So what is this book all about? According to its description
on Amazon:
In an age of challenge to
tradition, this work illuminates the essential humanity of halacha (Jewish
law), which has guided the Jewish people through the ages. Drawing on classical
talmudic, midrashic, and rabbinic sources, Dayan Lew ably demonstrates the
religious, ethical, and spiritual motivations behind halachic decisions
affecting all aspects of life and behavior, proving anew that the genius,
spirit, and sensitivity that underlie the Jewish legal system advance the human
condition and remain relevant for all times.

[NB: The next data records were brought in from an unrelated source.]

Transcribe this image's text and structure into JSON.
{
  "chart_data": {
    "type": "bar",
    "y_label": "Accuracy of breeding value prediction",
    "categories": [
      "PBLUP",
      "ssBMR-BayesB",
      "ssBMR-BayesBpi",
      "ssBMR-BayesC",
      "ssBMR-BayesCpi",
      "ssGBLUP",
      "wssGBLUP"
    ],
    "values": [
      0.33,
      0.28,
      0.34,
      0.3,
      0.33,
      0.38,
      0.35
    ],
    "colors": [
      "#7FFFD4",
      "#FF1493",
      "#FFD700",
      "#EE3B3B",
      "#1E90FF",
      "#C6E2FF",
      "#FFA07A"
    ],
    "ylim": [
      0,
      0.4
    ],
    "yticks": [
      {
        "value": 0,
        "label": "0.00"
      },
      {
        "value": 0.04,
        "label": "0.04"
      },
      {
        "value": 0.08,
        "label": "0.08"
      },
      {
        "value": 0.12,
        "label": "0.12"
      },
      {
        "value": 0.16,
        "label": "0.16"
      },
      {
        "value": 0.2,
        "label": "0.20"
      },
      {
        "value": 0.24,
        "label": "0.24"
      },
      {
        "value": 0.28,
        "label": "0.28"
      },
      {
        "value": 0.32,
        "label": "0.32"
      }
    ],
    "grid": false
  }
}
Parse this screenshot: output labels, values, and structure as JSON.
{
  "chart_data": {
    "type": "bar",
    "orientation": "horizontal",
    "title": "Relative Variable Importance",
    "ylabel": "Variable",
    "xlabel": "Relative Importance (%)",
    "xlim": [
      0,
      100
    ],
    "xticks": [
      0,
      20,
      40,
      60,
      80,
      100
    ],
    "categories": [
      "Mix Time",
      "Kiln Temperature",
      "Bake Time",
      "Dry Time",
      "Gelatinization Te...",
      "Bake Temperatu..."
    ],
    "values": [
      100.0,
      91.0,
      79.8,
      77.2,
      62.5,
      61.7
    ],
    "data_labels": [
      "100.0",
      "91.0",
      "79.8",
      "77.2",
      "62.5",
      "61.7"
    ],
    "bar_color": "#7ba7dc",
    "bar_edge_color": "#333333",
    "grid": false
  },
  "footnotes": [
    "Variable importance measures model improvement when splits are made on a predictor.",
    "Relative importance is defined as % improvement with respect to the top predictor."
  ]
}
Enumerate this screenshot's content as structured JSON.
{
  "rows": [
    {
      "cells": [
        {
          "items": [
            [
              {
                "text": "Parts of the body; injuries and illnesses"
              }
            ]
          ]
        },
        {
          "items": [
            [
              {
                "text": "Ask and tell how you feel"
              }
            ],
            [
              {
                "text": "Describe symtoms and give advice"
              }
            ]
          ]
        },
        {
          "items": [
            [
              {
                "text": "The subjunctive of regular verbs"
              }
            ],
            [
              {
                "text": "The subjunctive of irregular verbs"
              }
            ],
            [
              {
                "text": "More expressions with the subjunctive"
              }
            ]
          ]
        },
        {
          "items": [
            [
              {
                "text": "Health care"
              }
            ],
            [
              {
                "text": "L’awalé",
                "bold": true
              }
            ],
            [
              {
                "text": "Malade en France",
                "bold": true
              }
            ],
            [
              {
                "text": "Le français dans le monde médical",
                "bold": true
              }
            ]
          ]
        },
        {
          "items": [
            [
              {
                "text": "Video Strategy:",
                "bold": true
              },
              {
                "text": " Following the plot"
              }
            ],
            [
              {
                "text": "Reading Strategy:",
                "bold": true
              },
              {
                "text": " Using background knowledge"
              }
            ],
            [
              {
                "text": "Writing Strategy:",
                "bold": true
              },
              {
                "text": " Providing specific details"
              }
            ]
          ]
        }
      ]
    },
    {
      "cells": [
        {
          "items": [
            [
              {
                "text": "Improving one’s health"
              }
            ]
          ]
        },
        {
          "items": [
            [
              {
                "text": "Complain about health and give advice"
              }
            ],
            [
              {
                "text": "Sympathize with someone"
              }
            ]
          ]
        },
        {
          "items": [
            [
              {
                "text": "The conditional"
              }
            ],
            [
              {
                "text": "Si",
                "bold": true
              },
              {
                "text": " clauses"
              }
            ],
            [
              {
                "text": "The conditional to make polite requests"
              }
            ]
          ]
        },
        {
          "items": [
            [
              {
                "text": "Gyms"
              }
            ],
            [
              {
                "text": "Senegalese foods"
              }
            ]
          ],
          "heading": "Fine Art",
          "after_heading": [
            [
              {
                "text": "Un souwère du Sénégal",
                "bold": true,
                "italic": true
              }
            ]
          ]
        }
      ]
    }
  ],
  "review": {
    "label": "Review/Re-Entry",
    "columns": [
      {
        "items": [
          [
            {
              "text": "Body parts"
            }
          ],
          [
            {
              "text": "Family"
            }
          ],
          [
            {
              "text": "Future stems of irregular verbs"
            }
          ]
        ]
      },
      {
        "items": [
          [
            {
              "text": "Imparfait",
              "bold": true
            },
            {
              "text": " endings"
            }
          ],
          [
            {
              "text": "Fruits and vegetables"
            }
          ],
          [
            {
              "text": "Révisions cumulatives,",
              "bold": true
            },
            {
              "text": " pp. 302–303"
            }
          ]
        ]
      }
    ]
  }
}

When this book was published, the Chief Rabbi was Immanuel
Jakobovits and the 1980s were a tough time for Jewish orthodoxy in the United
Kingdom. Judaism was being attacked from the inside as being antiquated, old-fashioned and insensitive to the
needs of the modern era. Lord Jakobovitz lamented that the only good and
accessible books on the Jewish religion that were written there were penned by
non-Jewish scholars like R. Travers Herford. Against that, in the years before Rabbi Lord Jonathan Sacks
emerged as an outstanding, cogent and productive author, the only outstanding book on Judaism from the domestic rabbinate was the brilliant but heretical We Have Reason to Believe by Louis
Jacobs. Dayan Lew’s The Humanity of Jewish Law was the second title to
answer the Chief Rabbi’s call for good and accessible English-language books by
rabbis, following Rabbi Shlomo P. Toperoff’s Lev Avot.
The Humanity of Jewish Law is part of the Marvin N.
Hirschhorn collection, housed in our Beith Midrash.